The number goes up. The unit changes. The vibe remains the same.
Where We Are Now
Here is the honest state of things:
Symbols still live inside knowledge graphs and some reasoning systems. The sweater-wearing logicians weren’t entirely wrong.
Words are still how humans think about language, even if machines quietly disagree.
Parameters are still reported, still matter, and still get cited in every press release — but everyone now knows they don’t tell the whole story.

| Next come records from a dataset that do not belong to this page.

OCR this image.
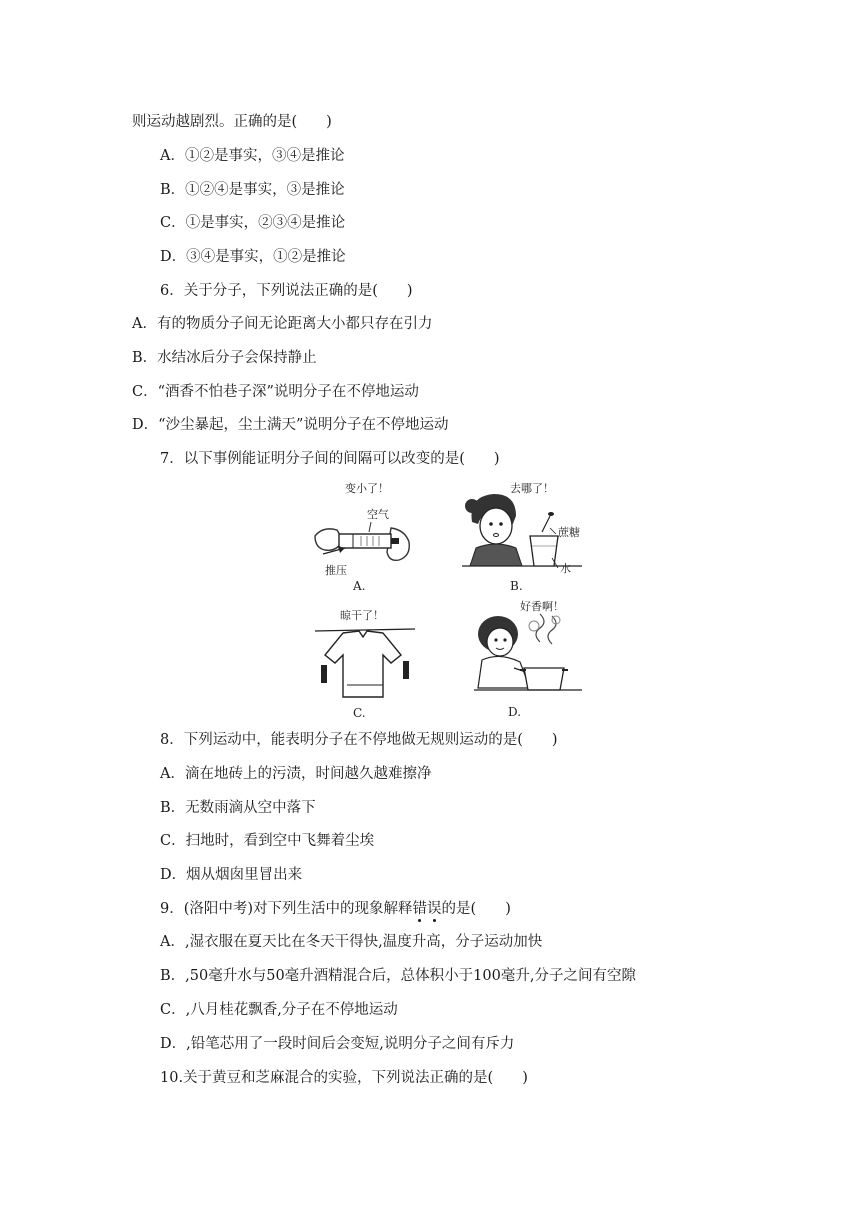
则运动越剧烈。正确的是(　　)
A．①②是事实，③④是推论
B．①②④是事实，③是推论
C．①是事实，②③④是推论
D．③④是事实，①②是推论
6．关于分子，下列说法正确的是(　　)
A．有的物质分子间无论距离大小都只存在引力
B．水结冰后分子会保持静止
C．“酒香不怕巷子深”说明分子在不停地运动
D．“沙尘暴起，尘土满天”说明分子在不停地运动
7．以下事例能证明分子间的间隔可以改变的是(　　)
变小了！
空气
推压
A.
去哪了！
蔗糖
水
B.
晾干了！
C.
好香啊！
D.
8．下列运动中，能表明分子在不停地做无规则运动的是(　　)
A．滴在地砖上的污渍，时间越久越难擦净
B．无数雨滴从空中落下
C．扫地时，看到空中飞舞着尘埃
D．烟从烟囱里冒出来
9．(洛阳中考)对下列生活中的现象解释错误的是(　　)
A．,湿衣服在夏天比在冬天干得快,温度升高，分子运动加快
B．,50毫升水与50毫升酒精混合后，总体积小于100毫升,分子之间有空隙
C．,八月桂花飘香,分子在不停地运动
D．,铅笔芯用了一段时间后会变短,说明分子之间有斥力
10.关于黄豆和芝麻混合的实验，下列说法正确的是(　　)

FLOPs are still the unit of choice for people who want to feel rigorous. Respect.
Tokens are the current winner. They appear on pricing pages, in capability benchmarks, in headlines. “Context window of 200,000 tokens.” “Costs $3 per million tokens.” The token has won, for now.
Until it hasn’t, and someone invents a new unit. Probably something like “cognitive cycles” or “semantic quanta” or, god help us, “intelligence points.”
The Moral of the Story
Every era of AI invented a measurement unit that captured something real but not everything. Symbols captured structure. Words captured language. Parameters captured scale. FLOPs captured cost. Tokens captured data.
None of them captured intelligence — which is, depending on who you ask, either the whole point or the whole problem.
The industry will keep changing the ruler, because the thing being measured keeps changing too. And somewhere, right now, a researcher is writing a paper introducing a new unit, convinced this time they’ve finally found the right one.
They have not. But the paper will be very well cited.
If you made it this far: congratulations, you now know more about AI measurement units than most people who write about AI. Use this power responsibly, or at least entertainingly.